In 1991 the Shamir government took part in the Madrid peace talks after strong American pressure . At the same time he had numerous Jewish settlements in the West Bank expanded or newly built; Unrelated allegations of murder on the part of Arab summit participants regarding his underground activities and increasing distrust on the part of the Americans in view of his rigid stance weakened his negotiating position considerably.

In the same year, he enabled the resettlement of thousands of Ethiopian Jews , Operation Solomon . After Israel was hit by a volley of Iraqi R-17 missiles during the Iraq war , the Shamir government decided against a counterstrike because the US saw the Arab-Western war coalition in danger.

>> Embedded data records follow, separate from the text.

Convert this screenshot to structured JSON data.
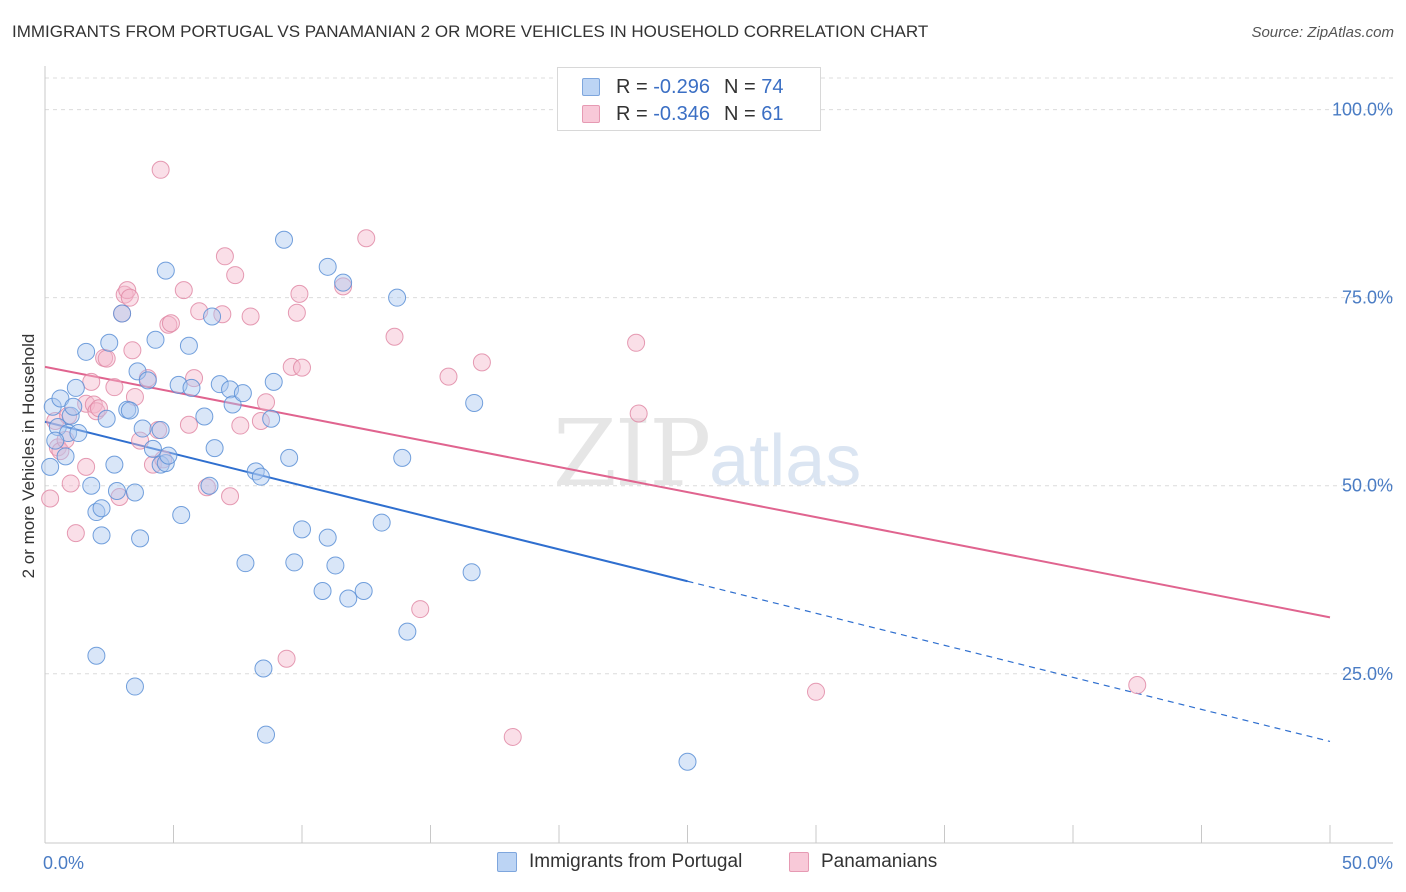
{
  "header": {
    "title": "IMMIGRANTS FROM PORTUGAL VS PANAMANIAN 2 OR MORE VEHICLES IN HOUSEHOLD CORRELATION CHART",
    "source": "Source: ZipAtlas.com"
  },
  "watermark": {
    "big": "ZIP",
    "small": "atlas"
  },
  "legend_top": {
    "rows": [
      {
        "r_label": "R =",
        "r_value": "-0.296",
        "n_label": "N =",
        "n_value": "74"
      },
      {
        "r_label": "R =",
        "r_value": "-0.346",
        "n_label": "N =",
        "n_value": "61"
      }
    ]
  },
  "legend_bottom": [
    {
      "label": "Immigrants from Portugal"
    },
    {
      "label": "Panamanians"
    }
  ],
  "colors": {
    "blue_fill": "#aac8f0",
    "blue_stroke": "#5a8fd6",
    "blue_line": "#2f6fcf",
    "pink_fill": "#f5b8cc",
    "pink_stroke": "#e08aa6",
    "pink_line": "#e0648f",
    "tick_text": "#4a7cc4",
    "grid": "#dcdcdc"
  },
  "chart_data": {
    "type": "scatter",
    "title": "IMMIGRANTS FROM PORTUGAL VS PANAMANIAN 2 OR MORE VEHICLES IN HOUSEHOLD CORRELATION CHART",
    "xlabel": "",
    "ylabel": "2 or more Vehicles in Household",
    "xlim": [
      0,
      50
    ],
    "ylim": [
      2.5,
      105
    ],
    "x_ticks": [
      "0.0%",
      "50.0%"
    ],
    "y_ticks": [
      {
        "value": 100,
        "label": "100.0%"
      },
      {
        "value": 75,
        "label": "75.0%"
      },
      {
        "value": 50,
        "label": "50.0%"
      },
      {
        "value": 25,
        "label": "25.0%"
      }
    ],
    "grid": "horizontal dashed",
    "series": [
      {
        "name": "Immigrants from Portugal",
        "color": "#5a8fd6",
        "r": -0.296,
        "n": 74,
        "trend": {
          "x0": 0,
          "y0": 58.5,
          "x1": 25,
          "y1": 37.3,
          "dashed_to_x": 50,
          "dashed_to_y": 16.0
        },
        "points": [
          [
            0.2,
            52.5
          ],
          [
            0.3,
            60.5
          ],
          [
            0.5,
            57.8
          ],
          [
            0.6,
            61.6
          ],
          [
            0.8,
            53.9
          ],
          [
            0.9,
            57.0
          ],
          [
            1.0,
            59.3
          ],
          [
            1.1,
            60.5
          ],
          [
            1.3,
            57.0
          ],
          [
            1.6,
            67.8
          ],
          [
            1.8,
            50.0
          ],
          [
            2.0,
            46.5
          ],
          [
            2.2,
            47.0
          ],
          [
            2.2,
            43.4
          ],
          [
            2.0,
            27.4
          ],
          [
            2.4,
            58.9
          ],
          [
            2.5,
            69.0
          ],
          [
            2.7,
            52.8
          ],
          [
            2.8,
            49.3
          ],
          [
            3.0,
            72.9
          ],
          [
            3.2,
            60.1
          ],
          [
            3.3,
            60.0
          ],
          [
            3.5,
            49.1
          ],
          [
            3.5,
            23.3
          ],
          [
            3.6,
            65.2
          ],
          [
            3.7,
            43.0
          ],
          [
            3.8,
            57.6
          ],
          [
            4.0,
            64.0
          ],
          [
            4.2,
            54.9
          ],
          [
            4.3,
            69.4
          ],
          [
            4.5,
            52.8
          ],
          [
            4.5,
            57.4
          ],
          [
            4.7,
            53.0
          ],
          [
            4.8,
            54.0
          ],
          [
            4.7,
            78.6
          ],
          [
            5.2,
            63.4
          ],
          [
            5.3,
            46.1
          ],
          [
            5.6,
            68.6
          ],
          [
            5.7,
            63.0
          ],
          [
            6.2,
            59.2
          ],
          [
            6.4,
            50.0
          ],
          [
            6.5,
            72.5
          ],
          [
            6.6,
            55.0
          ],
          [
            6.8,
            63.5
          ],
          [
            7.2,
            62.8
          ],
          [
            7.3,
            60.8
          ],
          [
            7.7,
            62.3
          ],
          [
            7.8,
            39.7
          ],
          [
            8.2,
            51.9
          ],
          [
            8.4,
            51.2
          ],
          [
            8.5,
            25.7
          ],
          [
            8.6,
            16.9
          ],
          [
            8.8,
            58.9
          ],
          [
            8.9,
            63.8
          ],
          [
            9.3,
            82.7
          ],
          [
            9.5,
            53.7
          ],
          [
            9.7,
            39.8
          ],
          [
            10.0,
            44.2
          ],
          [
            10.8,
            36.0
          ],
          [
            11.0,
            43.1
          ],
          [
            11.0,
            79.1
          ],
          [
            11.3,
            39.4
          ],
          [
            11.6,
            77.0
          ],
          [
            11.8,
            35.0
          ],
          [
            12.4,
            36.0
          ],
          [
            13.1,
            45.1
          ],
          [
            13.7,
            75.0
          ],
          [
            13.9,
            53.7
          ],
          [
            14.1,
            30.6
          ],
          [
            16.7,
            61.0
          ],
          [
            16.6,
            38.5
          ],
          [
            25.0,
            13.3
          ],
          [
            0.4,
            56.0
          ],
          [
            1.2,
            63.0
          ]
        ]
      },
      {
        "name": "Panamanians",
        "color": "#e08aa6",
        "r": -0.346,
        "n": 61,
        "trend": {
          "x0": 0,
          "y0": 65.8,
          "x1": 50,
          "y1": 32.5
        },
        "points": [
          [
            0.2,
            48.3
          ],
          [
            0.4,
            58.6
          ],
          [
            0.5,
            55.1
          ],
          [
            0.6,
            54.6
          ],
          [
            0.8,
            56.1
          ],
          [
            0.9,
            59.3
          ],
          [
            1.0,
            50.3
          ],
          [
            1.2,
            43.7
          ],
          [
            1.6,
            52.5
          ],
          [
            1.6,
            60.9
          ],
          [
            1.8,
            63.8
          ],
          [
            1.9,
            60.8
          ],
          [
            2.0,
            59.9
          ],
          [
            2.1,
            60.3
          ],
          [
            2.3,
            67.0
          ],
          [
            2.4,
            66.9
          ],
          [
            2.7,
            63.1
          ],
          [
            2.9,
            48.5
          ],
          [
            3.0,
            72.9
          ],
          [
            3.1,
            75.4
          ],
          [
            3.2,
            76.0
          ],
          [
            3.3,
            75.0
          ],
          [
            3.4,
            68.0
          ],
          [
            3.5,
            61.8
          ],
          [
            3.7,
            56.0
          ],
          [
            4.0,
            64.3
          ],
          [
            4.2,
            52.8
          ],
          [
            4.4,
            57.4
          ],
          [
            4.5,
            92.0
          ],
          [
            4.6,
            53.5
          ],
          [
            4.8,
            71.4
          ],
          [
            4.9,
            71.6
          ],
          [
            5.4,
            76.0
          ],
          [
            5.6,
            58.1
          ],
          [
            5.8,
            64.3
          ],
          [
            6.0,
            73.2
          ],
          [
            6.3,
            49.8
          ],
          [
            6.9,
            72.8
          ],
          [
            7.0,
            80.5
          ],
          [
            7.2,
            48.6
          ],
          [
            7.4,
            78.0
          ],
          [
            7.6,
            58.0
          ],
          [
            8.0,
            72.5
          ],
          [
            8.4,
            58.6
          ],
          [
            8.6,
            61.1
          ],
          [
            9.4,
            27.0
          ],
          [
            9.6,
            65.8
          ],
          [
            9.8,
            73.0
          ],
          [
            9.9,
            75.5
          ],
          [
            10.0,
            65.7
          ],
          [
            11.6,
            76.5
          ],
          [
            12.5,
            82.9
          ],
          [
            13.6,
            69.8
          ],
          [
            14.6,
            33.6
          ],
          [
            15.7,
            64.5
          ],
          [
            17.0,
            66.4
          ],
          [
            18.2,
            16.6
          ],
          [
            23.0,
            69.0
          ],
          [
            23.1,
            59.6
          ],
          [
            30.0,
            22.6
          ],
          [
            42.5,
            23.5
          ]
        ]
      }
    ]
  }
}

After the Likud was voted out of office in 1992, Yitzchak Rabin (Labor Party) was his successor.

Withdrawal from politics

Shamir resigned from the Likud presidency in March 1993 after being criticized by his successor Benjamin Netanyahu for his indecision on the Palestinian issue.

In 2001, Shamir was awarded the Israel Prize . He died on June 30, 2012 in Tel Aviv after a long illness of Alzheimer's disease .

Web links

Commons : Jitzchak Shamir  - collection of images, videos and audio files

Individual evidence

  1. Israel's former Prime Minister Yitzchak Shamir is dead. Accessed June 30, 2012 .
  2. Yitzhak Shamir, Former Israeli Prime Minister, Dies at 96. Retrieved June 30, 2012 (English).
  3. ^ Ahron Bregman, A History of Israel , Palgrave Macmillan 2003, p. 205.
  4. ^ [1] Adam Michnik : Poland and the Jews , in: The New York Review of Books , 1991.
  5. a b c d David Landau: When Shamir revealed how his parents and sisters were killed in the Holocaust in The Times of Israel, May 1989.
  6. Anshel Pfeffer: Shamir was right about one thing in: Haaretz , July 6, 2012.
  7. Yossi Melman: Targeted Killings - a Retro Fashion Very Much in Vogue. In: Haaretz , March 23, 2004.
  8. Thomas G. Mitchell: Likud Leaders: The Lives and Careers of Menahem Begin, Yitzhak Shamir, Benjamin Netanyahu and Ariel Sharon. McFarland & Co., Jefferson (NC) 2015, p. 101.
  9. Thomas G. Mitchell: Likud Leaders: The Lives and Careers of Menahem Begin, Yitzhak Shamir, Benjamin Netanyahu and Ariel Sharon. McFarland & Co., Jefferson (NC) 2015, pp. 102-103.
  10. Thomas G. Mitchell: Likud Leaders: The Lives and Careers of Menahem Begin, Yitzhak Shamir, Benjamin Netanyahu and Ariel Sharon. McFarland & Co., Jefferson (NC) 2015, p. 103.